To ensure enough power to detect an effect, prior to collecting data for the study, power analyses were conducted with the G*Power 3.1 program54. We conducted a power analysis for ANCOVA with fixed effects. To detect significant main effects of sex and race, given Power (1 − β) = 0.80 and α = 0.05 to detect a medium effect, a total sample size of N = 90 is required. Thus, the analyses should be adequately powered to detect an effect.

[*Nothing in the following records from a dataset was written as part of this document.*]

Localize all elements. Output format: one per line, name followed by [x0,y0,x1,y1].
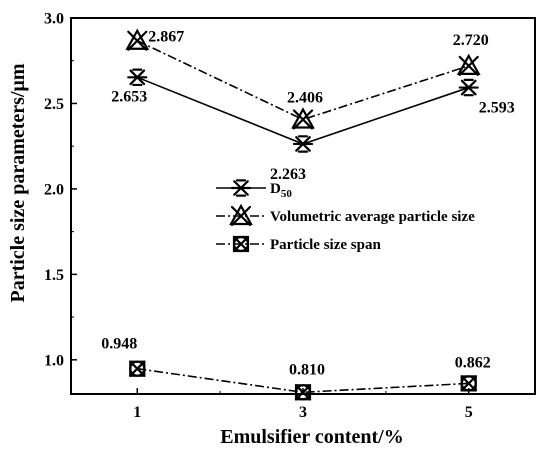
series-layer [125,28,481,401]
data-label-span-0: 0.948 [101,336,137,353]
x-tick-label-2: 5 [465,404,473,421]
data-label-d50-0: 2.653 [111,88,147,105]
data-label-span-2: 0.862 [455,354,491,371]
data-labels: 2.653 2.263 2.593 2.867 2.406 2.720 0.948 0.810… [101,29,514,379]
data-label-vol-2: 2.720 [453,32,489,49]
point-span-0 [129,360,146,377]
point-d50-0 [127,68,148,87]
legend: D50 Volumetric average particle size Parti… [216,179,475,253]
point-d50-2 [458,78,479,97]
legend-marker-vol [229,203,253,227]
data-label-d50-1: 2.263 [270,166,306,183]
point-vol-0 [125,28,150,51]
point-span-1 [294,384,312,401]
data-label-d50-2: 2.593 [479,100,515,117]
y-tick-label-0: 1.0 [44,352,64,369]
legend-label-span: Particle size span [270,237,381,253]
point-d50-1 [292,135,314,153]
data-label-span-1: 0.810 [289,361,325,378]
y-tick-label-4: 3.0 [44,11,64,28]
y-axis-ticks: 1.0 1.5 2.0 2.5 3.0 [44,11,77,369]
data-label-vol-1: 2.406 [287,90,323,107]
series-line-span [137,367,469,394]
point-vol-1 [291,107,315,130]
x-tick-label-0: 1 [133,404,141,421]
data-label-vol-0: 2.867 [148,29,184,46]
y-tick-label-2: 2.0 [44,181,64,198]
y-tick-label-3: 2.5 [44,96,64,113]
legend-marker-span [232,235,250,253]
x-tick-label-1: 3 [299,404,307,421]
y-axis-title: Particle size parameters/μm [7,63,29,302]
legend-label-d50: D50 [270,181,292,200]
legend-label-vol: Volumetric average particle size [270,209,475,225]
x-axis-title: Emulsifier content/% [220,426,404,448]
legend-marker-d50 [230,179,252,197]
point-span-2 [460,375,477,392]
y-tick-label-1: 1.5 [44,267,64,284]
point-vol-2 [456,53,481,76]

Bivariate Pearson correlations (two-tailed, p < 0.05 significance level) were conducted between the primary sleep and circadian measures. We examined the associations between sex/race and group membership (moderate behavioral activation, high behavioral activation without BSD, and high behavioral activation with BSD). Pearson Chi-square Tests of Independence revealed that sex and group membership were not significantly associated (χ2(2) = 1.93, p = 0.38), whereas race and group membership were significantly related (χ2(2) = 6.82, p = 0.03). Thus, in all of our main analyses, we chose to control for group membership in order to mitigate the fact that there may be a pre-existing association between race and group membership. A series of ANCOVAs, controlling for initial group status, were conducted to evaluate differences on sleep, circadian, and activity characteristics by sex and race (p < 0.05 significance level). The actigraphy-measured and self-report sleep variables (TST, SP, and SE) were averaged over the 20-day study period, as were actigraphy-measured activity counts, which resulted in a single score for each measure. The DLMO was averaged over three time points (day 1, day 10, and day 20) to derive a single score. The MEQ was measured at baseline. For the analyses involving race, White participants were compared to Black participants. The sample sizes were too small to conduct comparisons among other races (e.g., Asian, Pacific Islander, American Indian/Alaskan Native).